Considerations Regarding Release of Individual Teacher Value-Added Scores
Background on Value-Added Modeling and AIR’s Value-Added Work
- Educator evaluation systems should include multiple measures of performance, including measures of instructional practice. Student outcome measures can serve as one aspect of a comprehensive evaluation system. Value-added measures or other outcome measures should never be the sole measure of an educator's effectiveness. No picture of educator performance is complete without multiple measures.
- New educator evaluation systems are designed to help systems improve and ultimately assure better outcomes for all students. We encourage practitioners and policymakers to focus on actions taken to improve student learning as a result of evaluation information, not solely on evaluation scores or value-added scores themselves.
- Value-added results are statistical estimates. As with all statistical estimates, value-added estimates have a margin of error. We encourage our clients to formally recognize the margin of error in the ways that they use the results.
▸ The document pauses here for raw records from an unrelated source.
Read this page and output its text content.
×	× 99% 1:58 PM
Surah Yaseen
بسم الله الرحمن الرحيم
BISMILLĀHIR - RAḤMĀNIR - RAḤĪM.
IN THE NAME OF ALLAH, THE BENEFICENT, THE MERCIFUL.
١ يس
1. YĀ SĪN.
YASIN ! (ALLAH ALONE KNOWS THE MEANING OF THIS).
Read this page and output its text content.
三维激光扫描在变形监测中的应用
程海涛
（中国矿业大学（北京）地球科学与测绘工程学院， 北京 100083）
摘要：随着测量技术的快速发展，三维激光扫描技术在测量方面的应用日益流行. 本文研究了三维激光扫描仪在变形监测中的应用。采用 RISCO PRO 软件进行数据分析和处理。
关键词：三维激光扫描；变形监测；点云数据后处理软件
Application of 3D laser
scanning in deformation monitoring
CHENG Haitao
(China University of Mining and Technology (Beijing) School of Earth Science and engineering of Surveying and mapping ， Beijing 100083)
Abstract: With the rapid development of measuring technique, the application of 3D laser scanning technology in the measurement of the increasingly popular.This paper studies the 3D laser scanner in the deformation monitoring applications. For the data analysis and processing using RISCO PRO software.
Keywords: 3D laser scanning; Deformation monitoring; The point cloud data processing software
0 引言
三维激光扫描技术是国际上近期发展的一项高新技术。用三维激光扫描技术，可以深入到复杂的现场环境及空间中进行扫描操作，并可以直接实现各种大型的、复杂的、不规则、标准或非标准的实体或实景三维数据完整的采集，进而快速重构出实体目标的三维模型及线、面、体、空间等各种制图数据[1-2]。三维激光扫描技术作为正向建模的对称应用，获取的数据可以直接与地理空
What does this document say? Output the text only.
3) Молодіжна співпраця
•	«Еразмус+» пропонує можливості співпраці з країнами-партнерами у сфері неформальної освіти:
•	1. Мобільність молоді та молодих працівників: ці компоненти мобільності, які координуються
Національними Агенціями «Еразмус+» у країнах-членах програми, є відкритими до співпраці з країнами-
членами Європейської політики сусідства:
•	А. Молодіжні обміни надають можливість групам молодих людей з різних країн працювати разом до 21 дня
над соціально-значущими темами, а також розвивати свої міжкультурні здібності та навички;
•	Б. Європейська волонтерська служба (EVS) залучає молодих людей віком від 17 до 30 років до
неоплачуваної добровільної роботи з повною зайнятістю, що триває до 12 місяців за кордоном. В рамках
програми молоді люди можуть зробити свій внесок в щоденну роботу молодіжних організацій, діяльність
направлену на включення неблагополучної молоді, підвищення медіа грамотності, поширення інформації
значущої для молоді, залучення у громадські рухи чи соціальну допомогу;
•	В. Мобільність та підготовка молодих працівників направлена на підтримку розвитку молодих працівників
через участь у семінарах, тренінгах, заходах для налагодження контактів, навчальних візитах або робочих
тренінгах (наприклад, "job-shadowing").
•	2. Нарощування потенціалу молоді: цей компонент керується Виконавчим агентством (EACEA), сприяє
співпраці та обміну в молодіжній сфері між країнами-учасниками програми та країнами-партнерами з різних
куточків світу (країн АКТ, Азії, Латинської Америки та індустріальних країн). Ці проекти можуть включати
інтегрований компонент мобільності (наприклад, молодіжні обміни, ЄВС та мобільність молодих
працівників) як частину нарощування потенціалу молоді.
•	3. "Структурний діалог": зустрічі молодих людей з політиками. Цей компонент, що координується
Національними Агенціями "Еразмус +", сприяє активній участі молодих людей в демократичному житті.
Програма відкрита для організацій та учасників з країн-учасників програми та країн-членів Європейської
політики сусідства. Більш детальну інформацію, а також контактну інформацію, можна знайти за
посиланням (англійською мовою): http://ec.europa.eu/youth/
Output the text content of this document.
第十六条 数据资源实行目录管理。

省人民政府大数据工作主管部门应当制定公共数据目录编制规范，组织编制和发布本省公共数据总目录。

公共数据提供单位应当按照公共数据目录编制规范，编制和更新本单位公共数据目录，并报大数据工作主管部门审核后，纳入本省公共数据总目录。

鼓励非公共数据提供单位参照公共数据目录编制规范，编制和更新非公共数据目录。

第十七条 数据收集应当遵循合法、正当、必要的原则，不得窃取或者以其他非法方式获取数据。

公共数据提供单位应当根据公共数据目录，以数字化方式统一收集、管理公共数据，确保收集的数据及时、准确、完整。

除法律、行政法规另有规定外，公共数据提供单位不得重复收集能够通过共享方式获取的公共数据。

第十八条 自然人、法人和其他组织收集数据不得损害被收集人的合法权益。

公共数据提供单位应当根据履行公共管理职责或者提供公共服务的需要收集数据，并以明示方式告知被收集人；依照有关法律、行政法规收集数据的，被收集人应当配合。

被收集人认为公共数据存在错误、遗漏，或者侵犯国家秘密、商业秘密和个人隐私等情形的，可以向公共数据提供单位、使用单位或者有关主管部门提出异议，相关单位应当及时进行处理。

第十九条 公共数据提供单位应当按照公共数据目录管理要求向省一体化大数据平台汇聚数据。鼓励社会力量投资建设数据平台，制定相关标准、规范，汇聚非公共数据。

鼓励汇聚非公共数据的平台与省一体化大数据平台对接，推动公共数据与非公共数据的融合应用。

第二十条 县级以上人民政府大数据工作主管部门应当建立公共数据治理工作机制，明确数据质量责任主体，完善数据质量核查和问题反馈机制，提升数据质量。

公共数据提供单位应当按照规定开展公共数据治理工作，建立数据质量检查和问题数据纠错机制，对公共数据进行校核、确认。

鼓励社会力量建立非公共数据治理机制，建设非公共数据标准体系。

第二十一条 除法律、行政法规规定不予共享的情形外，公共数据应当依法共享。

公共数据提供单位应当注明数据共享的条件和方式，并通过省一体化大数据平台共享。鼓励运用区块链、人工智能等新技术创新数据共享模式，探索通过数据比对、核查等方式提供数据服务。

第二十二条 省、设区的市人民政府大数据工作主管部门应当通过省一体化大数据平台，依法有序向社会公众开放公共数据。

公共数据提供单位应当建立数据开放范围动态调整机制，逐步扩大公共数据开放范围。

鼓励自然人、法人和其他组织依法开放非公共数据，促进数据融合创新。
- AIR’s role in value-added projects is that of a technical advisor and partner. We work with states and districts (and their stakeholders) who are making decisions about developing and using value-added scores given the available data and policy context. We typically offer a series of options for which particular types of statistical models can be used, analyze data using a selected model, and provide results for use in educator evaluation with appropriate measures of statistical confidence. AIR always works with its partners to understand the precision and reliability of results in considering how to use them for educator evaluation.
Individual teacher value-added scores should not be publicly released for at least two reasons:
- Protection of teacher privacy. Individual student test scores are never released publicly; individual teacher scores based on those same test scores should not be released either.
- Public release does not enhance effective accountability. Schools and school systems are responsible for providing students with a high quality education. Parents and the public need clear measures of effectiveness to hold them accountable. Parents and the public, however, are not responsible for the management of the personnel in the school. Schools and school systems meet their responsibility to provide a high quality education, in part, by managing their personnel. Schools and school systems have much greater insight into teachers’ performance than a value-added score can capture or convey. Release of value-added scores risks deflecting responsibility for providing a high quality education away from schools and school systems by focusing public attention on individual teachers.